De très nombreux pays ont exprimé leurs inquiétudes sur les discriminations raciales de certaines campagnes politiques en Suisse. Keystone

La Suisse est passée au crible de l'Examen périodique universel. A la grande satisfaction des ONG helvétiques, qui bien que critiques par métier, tressent des lauriers à ce nouvel instrument du Conseil des droits de l'homme.

«Les débats ont été constructifs. Avec le passage de la Suisse, l’Examen périodique universel a gagné en crédibilité», se félicite Daniel Bolomey, secrétaire général de la branche helvétique d’Amnesty international.

Premier motif de satisfaction des 32 ONG suisses réunies pour l’occasion au sein d’une coalition: l’appel de nombreux Etats en faveur de la création d’une institution nationale des droits humains conforme aux recommandations des Nations unies.

«Suite à ces appels, cette question est devenue centrale. En substance, ces Etats ont dit à la Suisse qu’elle ne pouvait pas être un champion des droits humains sur la scène internationale sans se doter d’une telle institution qui examine la situation en Suisse et qui facilite la mise en œuvre des traités internationaux», souligne Daniel Bolomey.

Le besoin d’une institution nationale

Durant l’examen, Micheline Calmy-Rey a rappelé qu’un groupe de travail planchait sur cette question et qu’un projet serait présenté prochainement au gouvernement. Une promesse qui laisse sceptique Daniel Bolomey.

«Je suis membre du groupe de travail et je peux vous dire qu’on est encore loin d’un accord politique, que ce soit au niveau des cantons ou du Conseil fédéral (gouvernement).

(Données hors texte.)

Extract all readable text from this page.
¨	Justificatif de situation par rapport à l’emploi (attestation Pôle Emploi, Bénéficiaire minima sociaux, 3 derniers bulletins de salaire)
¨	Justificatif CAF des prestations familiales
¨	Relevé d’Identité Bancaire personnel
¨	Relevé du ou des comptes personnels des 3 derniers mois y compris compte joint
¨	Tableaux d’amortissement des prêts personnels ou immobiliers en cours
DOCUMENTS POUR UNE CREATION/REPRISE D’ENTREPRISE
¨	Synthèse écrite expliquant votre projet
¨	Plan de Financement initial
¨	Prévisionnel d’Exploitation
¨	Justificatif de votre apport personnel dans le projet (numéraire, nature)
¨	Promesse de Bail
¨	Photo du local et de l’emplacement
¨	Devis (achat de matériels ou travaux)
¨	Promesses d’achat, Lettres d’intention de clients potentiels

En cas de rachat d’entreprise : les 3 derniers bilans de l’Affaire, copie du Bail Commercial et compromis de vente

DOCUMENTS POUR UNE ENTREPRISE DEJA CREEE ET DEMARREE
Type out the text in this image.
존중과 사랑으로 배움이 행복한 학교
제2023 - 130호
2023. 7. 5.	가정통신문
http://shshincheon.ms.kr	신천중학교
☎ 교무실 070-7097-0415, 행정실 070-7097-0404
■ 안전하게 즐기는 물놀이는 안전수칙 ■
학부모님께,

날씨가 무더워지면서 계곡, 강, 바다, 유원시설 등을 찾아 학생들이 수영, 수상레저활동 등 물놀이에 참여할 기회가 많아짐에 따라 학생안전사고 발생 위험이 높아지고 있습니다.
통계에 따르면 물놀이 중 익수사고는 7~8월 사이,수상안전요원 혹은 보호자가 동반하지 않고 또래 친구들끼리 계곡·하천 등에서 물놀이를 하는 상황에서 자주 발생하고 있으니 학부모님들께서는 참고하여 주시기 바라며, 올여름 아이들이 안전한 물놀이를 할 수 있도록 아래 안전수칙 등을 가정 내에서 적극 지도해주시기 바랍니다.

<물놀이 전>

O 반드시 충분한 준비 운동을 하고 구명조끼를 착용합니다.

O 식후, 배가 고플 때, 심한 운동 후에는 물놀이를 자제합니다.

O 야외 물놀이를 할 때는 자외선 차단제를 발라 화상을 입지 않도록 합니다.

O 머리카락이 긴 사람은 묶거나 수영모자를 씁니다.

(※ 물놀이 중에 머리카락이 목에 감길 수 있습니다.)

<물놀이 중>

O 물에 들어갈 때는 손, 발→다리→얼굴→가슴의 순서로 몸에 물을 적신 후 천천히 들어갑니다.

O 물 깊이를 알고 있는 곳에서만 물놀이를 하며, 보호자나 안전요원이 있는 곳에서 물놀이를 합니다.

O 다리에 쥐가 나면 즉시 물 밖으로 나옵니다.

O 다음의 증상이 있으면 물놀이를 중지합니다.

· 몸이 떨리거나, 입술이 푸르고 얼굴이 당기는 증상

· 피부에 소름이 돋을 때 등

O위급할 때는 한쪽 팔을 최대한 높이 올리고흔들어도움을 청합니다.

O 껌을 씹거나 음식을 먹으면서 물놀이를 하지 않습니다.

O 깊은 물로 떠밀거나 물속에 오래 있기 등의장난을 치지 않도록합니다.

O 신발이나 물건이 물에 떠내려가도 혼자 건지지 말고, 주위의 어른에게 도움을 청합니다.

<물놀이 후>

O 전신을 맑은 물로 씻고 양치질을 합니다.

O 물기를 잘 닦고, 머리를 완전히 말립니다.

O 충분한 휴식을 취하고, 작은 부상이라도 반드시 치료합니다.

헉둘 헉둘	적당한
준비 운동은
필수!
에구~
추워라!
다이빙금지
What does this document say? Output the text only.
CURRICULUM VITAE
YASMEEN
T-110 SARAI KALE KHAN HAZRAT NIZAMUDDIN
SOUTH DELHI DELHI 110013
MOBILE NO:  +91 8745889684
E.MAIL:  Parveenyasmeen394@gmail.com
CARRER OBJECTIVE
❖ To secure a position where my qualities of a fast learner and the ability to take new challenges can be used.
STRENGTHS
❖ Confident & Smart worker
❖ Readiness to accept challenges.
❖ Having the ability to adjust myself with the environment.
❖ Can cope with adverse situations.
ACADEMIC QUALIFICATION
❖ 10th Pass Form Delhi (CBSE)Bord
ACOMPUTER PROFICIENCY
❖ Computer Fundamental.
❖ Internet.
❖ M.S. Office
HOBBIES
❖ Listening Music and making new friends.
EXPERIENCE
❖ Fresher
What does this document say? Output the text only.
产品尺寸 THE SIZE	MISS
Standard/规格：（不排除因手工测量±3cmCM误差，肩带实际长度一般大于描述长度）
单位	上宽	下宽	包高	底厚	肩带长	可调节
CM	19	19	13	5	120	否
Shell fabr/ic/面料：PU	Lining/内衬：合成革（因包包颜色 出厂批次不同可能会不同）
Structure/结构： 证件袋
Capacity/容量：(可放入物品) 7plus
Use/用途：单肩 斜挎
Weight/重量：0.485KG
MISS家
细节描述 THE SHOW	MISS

Il y a encore beaucoup de travail pour convaincre toutes les parties prenantes à ce projet.»

Les défenseurs suisses des droits humains saluent également le grand nombre de questions, de critiques et de recommandations adressées à la Suisse par une quarantaine d’Etats de toutes les régions du monde au cours des trois heures qu’a duré l’examen ce jeudi.

«Cela a permis de mettre le doigt sur les principaux déficits et problèmes en matière de droits humains en Suisse», relèvent les ONG dans un communiqué commun.

Et de détailler: «De très nombreux pays ont exprimé leurs vives inquiétudes sur la politique migratoire, les discriminations raciales et les relents xénophobes de certaines campagnes politiques et ont vivement encouragé la Suisse à respecter ses engagements internationaux».

Daniel Bolomey ajoute: «Il serait faux de dire que rien ne se fait contre le racisme en Suisse. Ce qui manque, c’est une volonté commune des partis politiques, des instances fédérales et cantonales pour mettre en œuvre un plan d’action commun contre le racisme.»

La Suisse en retard

Les ONG relèvent également les questions relatives à la Convention internationale sur les droits des migrants et déplorent le refus persistant de la Suisse à signer ce traité. De fait, Micheline Calmy-Rey a justifié ce refus en expliquant que cette convention adoptée essentiellement par des pays du Sud était incompatible avec la législation suisse sur les étrangers.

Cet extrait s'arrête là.